Starting Fresh: Building My Corner of the Internet
Welcome to my corner of the internet. For years, building this site was one of those "someday" projects I never got around to. Always pushed aside by client work, deadlines, and family obligations. But recently, a renewed desire to write again, not just code, but thoughts and lessons learned finally provided the spark. I wanted to build something real, not for content marketing, but for myself. Something authentically mine.
When AI Art Sparked a Technical Vision
While the desire to write was the initial spark, the site's visual inspiration came from an unexpected place. While experimenting with ChatGPT's image generation, I uploaded a selfie and prompted it to create a Tintin-style comic book version. The result was charming, quirky, and somehow captured something essential about how I wanted my site to feel.

That AI-generated Tintin character became more than just an avatar; it defined the entire design direction for this site. Suddenly, I had a clear vision. I wasn't just brainstorming ideas anymore; I was designing with a purpose, searching for layouts and structures that would complement a specific aesthetic. The warm color palette, the approachable feel, and even the playful tone of my writing all grew from that single, serendipitous image.

Choosing the Right Tools for the Job
With a clear visual direction, I needed to make some practical decisions about the tech stack. I've learned that personal projects succeed when you choose tools that match both your goals and your constraints.
I landed on TypeScript + Vite + React + CSS. Deliberately simple, deliberately focused.
Here's why I ruled out the alternatives:
- Docusaurus: I experimented with it for the React-based blog system, but found myself fighting the framework for control. When you have a specific vision, opinionated frameworks can become obstacles.
- Next.js: Overkill for a simple site that doesn't benefit from server-side rendering. Sometimes the simplest solution is the right solution.
- Gatsby: Felt unnecessary given my requirements. My past experience suggested the complexity wasn't worth it.

The lesson here isn't that these frameworks are bad. They're excellent for their intended use cases. But personal projects give you the luxury of optimizing for exactly what you need, and nothing more.
Working with AI Agents: The Reality Check
I decided to work with CLI AI agents for most of the development work. I used both Claude and Gemini. Having used AI assistants on previous projects, I had realistic expectations about their capabilities and limitations. This project confirmed many of my earlier observations while revealing some new insights.
Claude proved excellent at delivering results, although it does take it's sweet time to find everything it's looking for (almost everytime). Think of it as the thorough, methodical developer on your team. Reliable, but not always the fastest.
Gemini surprised me with how quickly it could search and locate things, but the terminal experience left much to be desired when reviewing changes. It felt like working with someone who could find anything instantly but struggled to explain what they'd found.

Both agents handled project creation, component work, and layout implementation reasonably well.
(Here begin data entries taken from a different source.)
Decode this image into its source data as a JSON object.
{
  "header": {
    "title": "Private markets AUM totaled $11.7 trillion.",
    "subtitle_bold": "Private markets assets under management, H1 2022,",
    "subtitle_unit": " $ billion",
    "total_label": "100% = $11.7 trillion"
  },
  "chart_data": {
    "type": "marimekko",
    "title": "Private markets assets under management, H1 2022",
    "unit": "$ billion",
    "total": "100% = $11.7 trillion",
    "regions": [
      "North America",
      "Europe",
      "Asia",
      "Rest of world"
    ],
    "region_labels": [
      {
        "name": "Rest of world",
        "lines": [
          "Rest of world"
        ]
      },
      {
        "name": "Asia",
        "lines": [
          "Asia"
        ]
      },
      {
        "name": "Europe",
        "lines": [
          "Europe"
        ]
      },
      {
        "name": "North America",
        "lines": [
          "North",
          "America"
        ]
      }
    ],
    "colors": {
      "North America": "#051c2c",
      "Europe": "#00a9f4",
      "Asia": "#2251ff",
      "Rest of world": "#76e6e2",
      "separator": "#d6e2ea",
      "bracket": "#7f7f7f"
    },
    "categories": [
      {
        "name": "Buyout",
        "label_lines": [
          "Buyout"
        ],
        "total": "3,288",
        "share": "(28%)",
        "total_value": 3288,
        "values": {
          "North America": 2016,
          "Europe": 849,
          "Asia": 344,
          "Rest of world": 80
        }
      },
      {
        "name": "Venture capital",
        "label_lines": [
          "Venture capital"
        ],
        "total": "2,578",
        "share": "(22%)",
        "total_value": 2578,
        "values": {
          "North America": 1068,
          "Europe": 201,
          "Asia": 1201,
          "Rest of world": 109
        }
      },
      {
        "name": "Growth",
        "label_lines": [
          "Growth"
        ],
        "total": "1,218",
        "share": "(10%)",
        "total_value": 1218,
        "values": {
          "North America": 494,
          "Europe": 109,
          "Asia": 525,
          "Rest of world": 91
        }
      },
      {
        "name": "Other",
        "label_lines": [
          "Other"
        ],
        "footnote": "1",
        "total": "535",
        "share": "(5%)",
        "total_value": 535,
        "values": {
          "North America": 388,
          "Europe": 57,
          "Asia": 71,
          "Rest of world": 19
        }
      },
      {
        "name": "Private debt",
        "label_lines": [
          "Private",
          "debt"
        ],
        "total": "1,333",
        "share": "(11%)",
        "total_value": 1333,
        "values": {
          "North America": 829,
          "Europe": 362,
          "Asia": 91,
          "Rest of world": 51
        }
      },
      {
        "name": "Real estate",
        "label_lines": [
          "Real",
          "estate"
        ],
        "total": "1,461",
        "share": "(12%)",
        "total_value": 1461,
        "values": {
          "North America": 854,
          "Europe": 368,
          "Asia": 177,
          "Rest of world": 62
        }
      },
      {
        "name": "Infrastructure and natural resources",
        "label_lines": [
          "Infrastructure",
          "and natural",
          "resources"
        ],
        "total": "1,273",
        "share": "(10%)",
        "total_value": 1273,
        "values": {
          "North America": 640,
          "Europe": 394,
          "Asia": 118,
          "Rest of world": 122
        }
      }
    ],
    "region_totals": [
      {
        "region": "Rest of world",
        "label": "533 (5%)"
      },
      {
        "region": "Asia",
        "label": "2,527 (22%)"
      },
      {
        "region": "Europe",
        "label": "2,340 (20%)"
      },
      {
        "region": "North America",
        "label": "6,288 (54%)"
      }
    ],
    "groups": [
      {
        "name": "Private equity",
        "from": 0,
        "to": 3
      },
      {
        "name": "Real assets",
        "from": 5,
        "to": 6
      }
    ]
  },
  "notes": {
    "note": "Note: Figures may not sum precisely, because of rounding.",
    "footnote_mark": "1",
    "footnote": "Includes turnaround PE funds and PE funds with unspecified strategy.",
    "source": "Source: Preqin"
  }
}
But here's the honest truth: they struggle with styling and styling issues, frequently pick colors that don't meet WCAG accessibility standards, over complicate or cheat solutions, and have a frustrating habit of making things up as they go along.
I lost count of how many times an agent confidently used a non-existent library, generated code that ignored my explicit instructions, or hallucinated API methods that don't actually exist. It's like pair programming with someone brilliant but occasionally prone to confident nonsense.
The Unexpected Challenges
Two things proved more challenging than expected: getting the styling right with my chosen color palette, and refining the copy for different sections.
The color issue was particularly frustrating. The agents kept suggesting combinations that looked fine but failed basic accessibility tests. Having worked with WCAG standards on mobile and web before, I immediately saw these issues. But the process of fixing them using online tools to check contrast ratios, building compliant palettes, hoping everything still looked good was tedious enough that I ended up building my own accessibility tool for future projects.
(I'll write a separate post about this tool and link it here once it's published)
The copy refinement took multiple passes too. Writing about your work is different from just doing the work. Each section needed to balance personal narrative with practical insights, technical detail with accessibility.
A New Development Workflow
Working with AI agents fundamentally changed my development process, mostly for the better. Instead of switching between architect and implementer roles, I could focus on the big picture:
- Architect the solution - What do I want and why?
- Delegate implementation - Let the agent handle the details
- Review and refine - Catch the inevitable issues and guide improvements
- Step in when needed - Sometimes it's faster to just fix it yourself

This approach sped up development significantly, but it required a different kind of discipline. You need strong opinions about what you want before you delegate the work. Vague instructions lead to vague results, and debugging an AI's misunderstandings can be more time-consuming than just writing the code yourself.

What This Means Going Forward
Building this site taught me that the real barrier to starting personal projects isn't technical; it's having a clear vision and the discipline to execute on it. AI agents are powerful tools for implementation, but they're only as good as the direction you provide.
More importantly, this platform exists now. That means future posts can focus on deeper technical topics, career insights, and the kind of thought leadership that helps build connections in our industry.
That's why, if you've had a personal project on the back burner, my nudge isn't about the tech. It's about finding your why. Once you have that, you just need to start.
Thanks for reading my first post. There's more to come.